I wrote the little following test program:

void testFastWriteMemoryStream(int iNumElements)
{
  LOG_SCOPE_FUNCTION(INFO);

  FastWriteMemoryStream vs{};
  IBStreamer streamer(&vs);
  for(int i = 0; i < iNumElements; i++)
  {
    streamer.writeFloat(static_cast<float>(i));
  }
}

void testMemoryStream2(int iNumElements)
{
  LOG_SCOPE_FUNCTION(INFO);

  Steinberg::MemoryStream vs{};
  IBStreamer streamer(&vs);
  for(int i = 0; i < iNumElements; i++)
  {
    streamer.writeFloat(static_cast<float>(i));
  }
}

// TestMemoryStream - test_perf
TEST(TestMemoryStream, test_perf)
{
  LOG_SCOPE_FUNCTION(INFO);
//  for(int i = 0; i < 10; i++)
//    testFastWriteMemoryStream(10000000);
  for(int i = 0; i < 10; i++)
    testMemoryStream(10000000);
}

First the results, then I will explain what the problem is and what is FastMemoryStream

On macOS (run on MacBook pro 2.8Ghz Intel Core 7 / 16GB) the results are the following:
For MemoryStream: avg of 1.933s
For FastMemoryStream: avg of 1.878s

On Windows 10 (Intel Core 7 26700K 3.4Ghz / 24GB) the results are the following:
For MemoryStream: avg of 90.093 s!!!
For FastMemoryStream: avg of 10.207s

The issue is not that there is a factor 10 between the mac and the PC (for FastMemoryStream). Although my PC is faster on the paper than the mac, it behaves way more slowly. The real issue is that there is a huge penalty when using MemoryStream on Windows 10.

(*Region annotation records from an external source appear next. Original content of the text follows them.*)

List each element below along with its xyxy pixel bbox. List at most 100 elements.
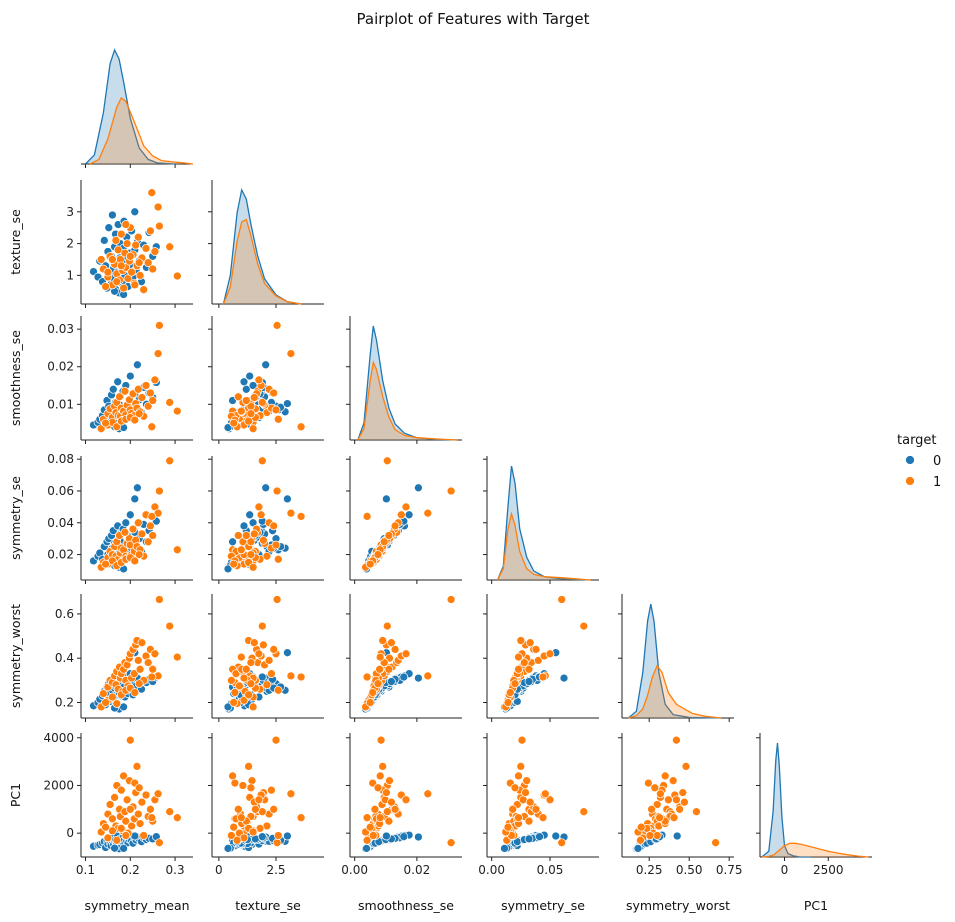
scatter-point-target-1 — [579, 807, 589, 817]
scatter-point-target-1 — [133, 518, 143, 528]
scatter-point-target-1 — [127, 267, 136, 277]
kde-line-target-0 — [761, 742, 811, 858]
y-tick-label: 0.2 — [55, 696, 74, 710]
scatter-point-target-1 — [122, 795, 132, 805]
scatter-point-target-1 — [150, 247, 160, 256]
scatter-point-target-1 — [254, 649, 264, 659]
kde-fill-target-0 — [223, 190, 302, 304]
legend-entries: 01 — [905, 454, 941, 490]
scatter-point-target-1 — [121, 831, 131, 840]
scatter-point-target-1 — [510, 679, 520, 689]
scatter-point-target-1 — [155, 838, 164, 848]
scatter-point-target-1 — [373, 679, 383, 689]
scatter-point-target-1 — [516, 636, 526, 645]
scatter-point-target-1 — [579, 621, 589, 631]
scatter-point-target-1 — [112, 277, 122, 287]
y-tick-label: 0.02 — [47, 360, 74, 374]
scatter-point-target-0 — [414, 483, 423, 493]
scatter-point-target-1 — [139, 831, 149, 840]
kde-line-target-0 — [85, 48, 176, 165]
scatter-point-target-1 — [108, 814, 117, 824]
scatter-point-target-1 — [121, 816, 131, 826]
y-axis-label-symmetry-worst: symmetry_worst — [8, 604, 23, 708]
x-tick-label: 0.50 — [676, 863, 703, 877]
scatter-point-target-1 — [108, 255, 117, 264]
scatter-point-target-1 — [259, 535, 268, 545]
scatter-point-target-0 — [108, 210, 117, 220]
scatter-point-target-1 — [150, 649, 160, 659]
scatter-point-target-1 — [148, 664, 158, 674]
scatter-point-target-1 — [246, 537, 256, 547]
scatter-point-target-1 — [273, 554, 283, 564]
scatter-point-target-1 — [378, 636, 388, 645]
panel-smoothness-se-vs-texture-se — [208, 316, 324, 444]
scatter-point-target-1 — [229, 559, 239, 569]
x-tick-label: 0.00 — [341, 863, 368, 877]
scatter-point-target-1 — [227, 676, 236, 685]
scatter-point-target-1 — [143, 258, 153, 268]
scatter-point-target-1 — [387, 797, 396, 807]
scatter-point-target-1 — [675, 804, 684, 814]
scatter-point-target-1 — [153, 202, 163, 212]
scatter-point-target-1 — [517, 735, 527, 745]
scatter-point-target-1 — [272, 838, 282, 848]
scatter-point-target-1 — [146, 521, 155, 531]
scatter-point-target-1 — [505, 688, 515, 697]
y-tick-label: 3 — [66, 205, 74, 219]
scatter-point-target-0 — [133, 483, 142, 493]
x-tick-label: 0 — [781, 863, 789, 877]
y-tick-label: 4000 — [43, 731, 74, 745]
scatter-point-target-1 — [375, 652, 385, 662]
x-axis-label-smoothness-se: smoothness_se — [358, 898, 454, 913]
scatter-point-target-1 — [146, 226, 155, 236]
scatter-point-target-1 — [272, 486, 282, 496]
scatter-point-target-1 — [362, 835, 372, 845]
scatter-point-target-0 — [130, 207, 140, 217]
scatter-point-target-0 — [104, 223, 114, 233]
scatter-point-target-1 — [669, 813, 679, 823]
scatter-point-target-1 — [241, 396, 251, 405]
scatter-point-target-0 — [414, 832, 423, 842]
kde-fill-target-1 — [357, 362, 458, 440]
scatter-point-target-1 — [538, 672, 548, 682]
scatter-point-target-0 — [99, 236, 109, 245]
scatter-point-target-1 — [251, 804, 260, 814]
kde-fill-target-0 — [628, 604, 722, 718]
scatter-point-target-1 — [514, 652, 523, 662]
kde-fill-target-1 — [90, 97, 193, 164]
scatter-point-target-1 — [133, 809, 143, 819]
scatter-point-target-1 — [254, 795, 264, 805]
scatter-point-target-1 — [130, 280, 140, 290]
scatter-point-target-1 — [111, 236, 121, 245]
scatter-point-target-1 — [105, 800, 115, 809]
scatter-point-target-1 — [112, 835, 122, 845]
kde-fill-target-0 — [357, 326, 458, 440]
scatter-point-target-1 — [236, 545, 246, 555]
scatter-point-target-1 — [236, 652, 246, 662]
scatter-point-target-1 — [248, 827, 258, 837]
scatter-point-target-1 — [133, 384, 143, 394]
panel-symmetry-worst-vs-symmetry-se — [483, 594, 599, 722]
scatter-point-target-1 — [390, 645, 400, 654]
scatter-point-target-0 — [239, 521, 249, 531]
scatter-point-target-1 — [131, 240, 141, 250]
scatter-point-target-1 — [143, 658, 153, 667]
kde-line-target-1 — [89, 96, 194, 165]
scatter-point-target-1 — [101, 822, 110, 832]
scatter-point-target-1 — [101, 559, 110, 569]
scatter-point-target-1 — [672, 735, 681, 745]
x-axis-label-symmetry-se: symmetry_se — [501, 898, 585, 913]
scatter-point-target-1 — [672, 795, 681, 805]
x-tick-label: 0.00 — [478, 863, 505, 877]
x-tick-label: 0.2 — [121, 863, 140, 877]
scatter-point-target-1 — [125, 251, 135, 261]
scatter-point-target-1 — [365, 698, 375, 707]
x-tick-label: 2500 — [813, 863, 844, 877]
scatter-point-target-1 — [538, 813, 548, 823]
scatter-point-target-1 — [656, 789, 665, 799]
scatter-point-target-0 — [228, 537, 237, 547]
scatter-point-target-1 — [273, 685, 283, 695]
scatter-point-target-1 — [644, 778, 653, 788]
y-tick-label: 0.04 — [47, 516, 74, 530]
scatter-point-target-1 — [137, 797, 147, 807]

I strongly believe that the issue is this line

TSize newMemorySize = (((Max (memorySize, s) - 1) / kMemGrowAmount) + 1) * kMemGrowAmount;

This is incredibly inefficient because it keeps on growing the memory by just 4K (which is the value kMemGrowAmount) and for some reason on the PC the call to realloc does not seem to really realloc the memory but keeps on copying it.

So what is FastMemoryStream?
FastMemoryStream is the same class as MemoryStream with the newMemorySize computed this way (which is the way that the std::vector class computes the new size, so I didn’t reinvent the wheel…)

  auto newMemorySize = std::max(memorySize, static_cast<TSize>(256));
  newMemorySize = std::max(newMemorySize * 2, s);

This generates a lot less of reallocs and as a result it is a lot faster.

Just want to pass it along as whatever code uses MemoryStream (like the vst2wrapper getChunk method) is seriously impacted by it.